In the list of environments, click the name of your environment. The Environment details page opens.
Go to the DAGs tab.
Click the name of the DAG, then click the DAG run to view the details and logs.
Airflow scheduler logs:
Go to the Environment details page.
Go to the Logs tab.
Inspect Airflow scheduler logs.
Pod logs in the Google Cloud console, under GKE workloads. These logs include the Pod definition YAML file, Pod events, and Pod details.
Non-zero return codes
When using KubernetesPodOperator (and GKEStartPodOperator), the return code of the container's entry point determines whether the task is considered successful or not. Non-zero return codes indicate failure.
A common pattern is to execute a shell script as the container entry point to group together multiple operations within the container.
If you are writing such a script, we recommended that you include the
set -e
command at the top of the script so that failed commands in the script
terminate the script and propagate the failure to the Airflow task instance.
Pod timeouts
The default timeout for KubernetesPodOperator is 120 seconds, which
can result in timeouts occurring before larger images download. You can
increase the timeout by altering the startup_timeout_seconds
parameter when
you create the KubernetesPodOperator.
When a Pod times out, the task specific log is available in the Airflow UI. For example:
Executing <Task(KubernetesPodOperator): ex-all-configs> on 2018-07-23 19:06:58.133811
Running: ['bash', '-c', u'airflow run kubernetes-pod-example ex-all-configs 2018-07-23T19:06:58.133811 --job_id 726 --raw -sd DAGS_FOLDER/kubernetes_pod_operator_sample.py']
Event: pod-name-9a8e9d06 had an event of type Pending
...
...
Event: pod-name-9a8e9d06 had an event of type Pending
Traceback (most recent call last):
File "/usr/local/bin/airflow", line 27, in <module>
args.func(args)
File "/usr/local/lib/python2.7/site-packages/airflow/bin/cli.py", line 392, in run
pool=args.pool,
File "/usr/local/lib/python2.7/site-packages/airflow/utils/db.py", line 50, in wrapper
result = func(*args, **kwargs)
File "/usr/local/lib/python2.7/site-packages/airflow/models.py", line 1492, in _run_raw_task
result = task_copy.execute(context=context)
File "/usr/local/lib/python2.7/site-packages/airflow/contrib/operators/kubernetes_pod_operator.py", line 123, in execute
raise AirflowException('Pod Launching failed: {error}'.format(error=ex))

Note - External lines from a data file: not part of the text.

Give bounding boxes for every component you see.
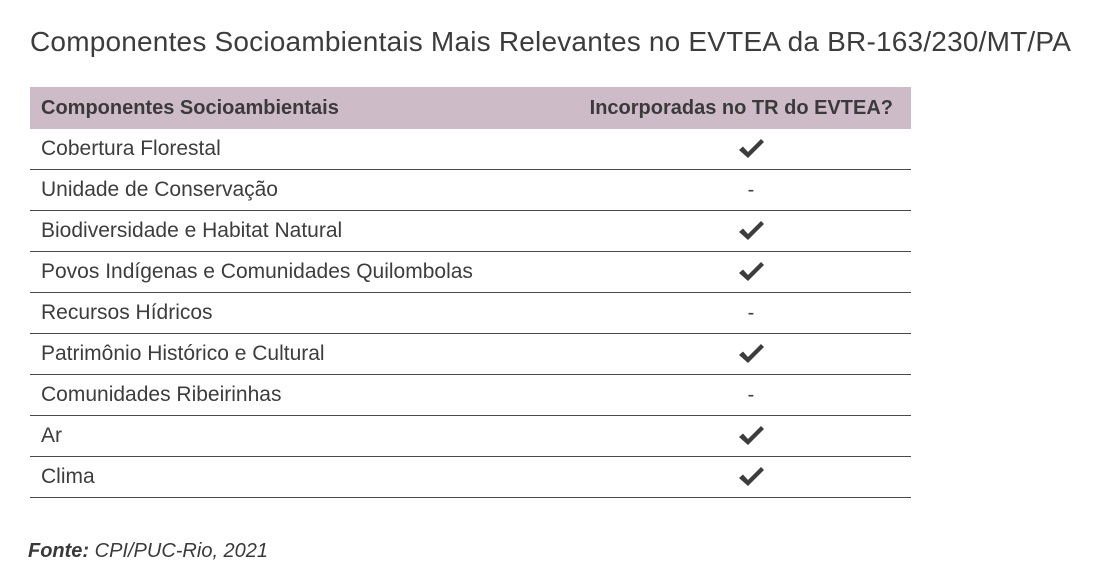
page-title: Componentes Socioambientais Mais Relevan… xyxy=(30,26,1072,57)
incorporated-cell: - xyxy=(551,179,911,202)
incorporated-cell xyxy=(551,260,911,284)
check-icon xyxy=(737,260,765,284)
check-icon xyxy=(737,219,765,243)
incorporated-cell xyxy=(551,137,911,161)
incorporated-cell xyxy=(551,219,911,243)
table-row: Cobertura Florestal xyxy=(30,129,911,170)
component-name: Comunidades Ribeirinhas xyxy=(41,383,282,406)
component-name: Povos Indígenas e Comunidades Quilombola… xyxy=(41,260,473,283)
incorporated-cell xyxy=(551,465,911,489)
table-row: Povos Indígenas e Comunidades Quilombola… xyxy=(30,252,911,293)
table-row: Unidade de Conservação - xyxy=(30,170,911,211)
component-name: Patrimônio Histórico e Cultural xyxy=(41,342,325,365)
column-header-incorporated: Incorporadas no TR do EVTEA? xyxy=(589,96,893,119)
component-name: Cobertura Florestal xyxy=(41,137,221,160)
source-note: Fonte: CPI/PUC-Rio, 2021 xyxy=(28,540,268,563)
table-row: Recursos Hídricos - xyxy=(30,293,911,334)
check-icon xyxy=(737,424,765,448)
component-name: Recursos Hídricos xyxy=(41,301,213,324)
table-body: Cobertura Florestal Unidade de Conservaçã… xyxy=(30,129,911,498)
component-name: Unidade de Conservação xyxy=(41,178,278,201)
table-row: Ar xyxy=(30,416,911,457)
table-header: Componentes Socioambientais Incorporadas… xyxy=(30,87,911,129)
table-row: Clima xyxy=(30,457,911,498)
component-name: Ar xyxy=(41,424,62,447)
incorporated-cell xyxy=(551,424,911,448)
components-table: Componentes Socioambientais Incorporadas… xyxy=(30,87,911,498)
not-incorporated-dash: - xyxy=(747,178,755,201)
check-icon xyxy=(737,137,765,161)
source-text: CPI/PUC-Rio, 2021 xyxy=(89,540,269,562)
column-header-components: Componentes Socioambientais xyxy=(41,96,339,119)
component-name: Biodiversidade e Habitat Natural xyxy=(41,219,343,242)
incorporated-cell: - xyxy=(551,384,911,407)
check-icon xyxy=(737,465,765,489)
table-row: Biodiversidade e Habitat Natural xyxy=(30,211,911,252)
not-incorporated-dash: - xyxy=(747,383,755,406)
table-row: Patrimônio Histórico e Cultural xyxy=(30,334,911,375)
source-label: Fonte: xyxy=(28,540,90,562)
check-icon xyxy=(737,342,765,366)
component-name: Clima xyxy=(41,465,95,488)
table-row: Comunidades Ribeirinhas - xyxy=(30,375,911,416)
incorporated-cell xyxy=(551,342,911,366)
incorporated-cell: - xyxy=(551,302,911,325)
not-incorporated-dash: - xyxy=(747,301,755,324)
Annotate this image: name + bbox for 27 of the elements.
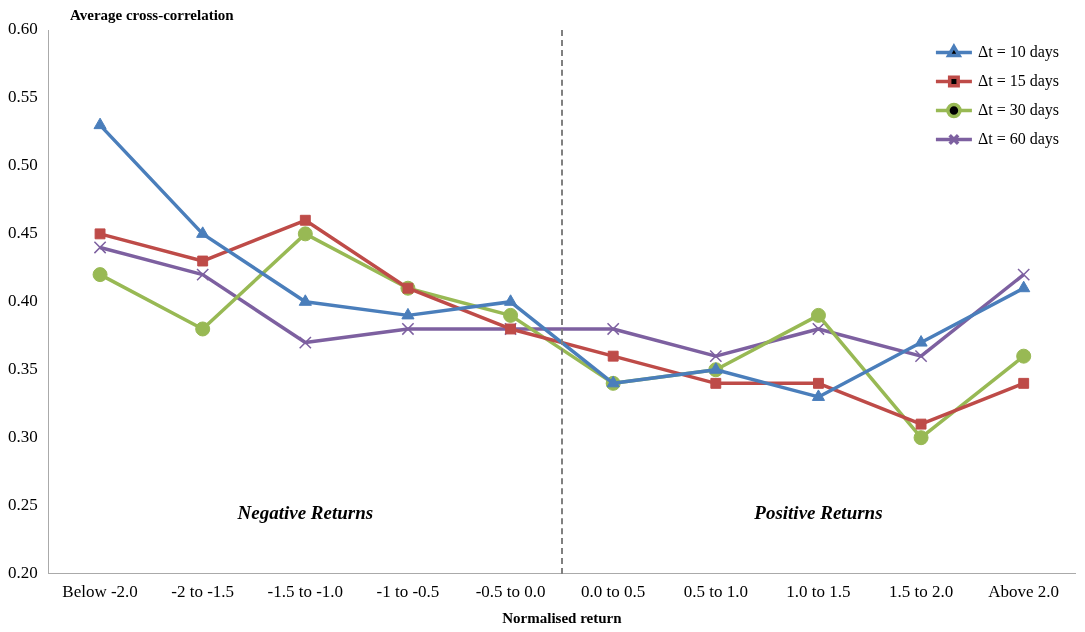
y-tick-label: 0.30 (8, 427, 38, 447)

airflow.exceptions.AirflowException: Pod Launching failed: Pod took too long to start
Pod Timeouts can also occur when the Cloud Composer Service Account lacks the necessary IAM permissions to perform the task at hand. To verify this, look at Pod-level errors using the GKE Dashboards to look at the logs for your particular Workload, or use Cloud Logging.
Failed to establish a new connection
Auto-upgrade is enabled by default in GKE clusters. If a node pool is in a cluster that is upgrading, you might see the following error:
<Task(KubernetesPodOperator): gke-upgrade> Failed to establish a new
connection: [Errno 111] Connection refused
To check if your cluster is upgrading, in Google Cloud console, go to the Kubernetes clusters page and look for the loading icon next to your environment's cluster name.